Five hour’s wander along a coastal ridge, enjoying views across the Ligurian Sea, fragrances of wild herbs, two café stops and one magnificent sunset, brought us to Riomaggiore, the first of the five villages of Cinque Terre. Marina walked with us, while Anthony and the luggage-filled van headed for our hotel, though staying within cell phone reach should anyone feel the need for a shorter walk.
Tourist Mecca Cinque Terre is hardly the remote region favoured by Anthony and Marina, but really it’s just too special to miss. To compromise, they accommodated us in a quaint hotel in middle village Corniglia, which sits high on a cliff top and is thus bypassed by the hordes that flock to the other, bigger villages.

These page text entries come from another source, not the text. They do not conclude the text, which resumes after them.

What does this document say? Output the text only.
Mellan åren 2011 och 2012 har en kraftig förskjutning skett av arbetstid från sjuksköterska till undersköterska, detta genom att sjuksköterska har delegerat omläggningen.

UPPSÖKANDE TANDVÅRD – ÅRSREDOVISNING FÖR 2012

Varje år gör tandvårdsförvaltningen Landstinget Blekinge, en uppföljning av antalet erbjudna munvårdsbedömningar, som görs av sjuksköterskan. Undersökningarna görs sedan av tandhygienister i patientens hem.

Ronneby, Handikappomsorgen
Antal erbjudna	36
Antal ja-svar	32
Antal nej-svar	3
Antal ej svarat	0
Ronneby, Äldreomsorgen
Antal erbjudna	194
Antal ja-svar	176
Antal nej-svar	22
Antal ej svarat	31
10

The hotel is also where the local mafia eats, whispered Marina and I wasn’t sure if she was joking, as we settled among colourful looking characters in the busy ristorante.
Our trip notes listed vermentino (white wine), focaccia (bread), pesto with gnocchi and seafood as prime Cinque Terre fare. Sure enough this was what the menu featured; ravioli with octopus, pasta with clams, risotto di pesce (fish), grilled swordfish and fresh anchovies, netted each night by Cinque Terre fishermen who haul their boats by day high up to the narrow village streets because there is little safe mooring along this coast.
For centuries, the economy of the steep, rocky Cinque Terre relied on fishing and terraced vineyards and olive groves, with ancient paved pathways the only means of travelling from village to village. Tourist interest in the 1920s saw the building of a coastal railway. More recently a road was carved higher up the hillsides and car parks built on the village outskirts.
It was harvest time when we visited, and as we walked the popular Cinque Terre trail from village to village we watched the handpicking harvesters, and the tiny, diesel-driven funiculars that carried grape-laden bins up the steep terraced hillsides.
It was a different world, down in the villages, where hordes of gelato-licking tourists, delivered by ferries from Portovenere, poured into the souvenir shops and cafes. We joined them briefly in Vernazza, for espresso. As the day wore on the trail also became crowded – and very narrow in parts– leading to some interesting encounters as different nationalities, ages and sizes manoeuvred past in opposite directions.
Anthony met us at Monterosso, the fifth village, and led us through hidden back alleys o the Enoteca Internazionale, the oldest wine shop in the Cinque Terre, for a lunch of salad, focaccia and a refreshing little vermentino.
We took the easy way home, joining the ferry-travelling tourists back along the coast to village number one, Riomaggiore, wandered the gentle coastal “Lover’s Walk”, through Manarola village with its narrow paved, boat-lined streets, then climbed up the cliff and away from the crowds to our own, Corniglia.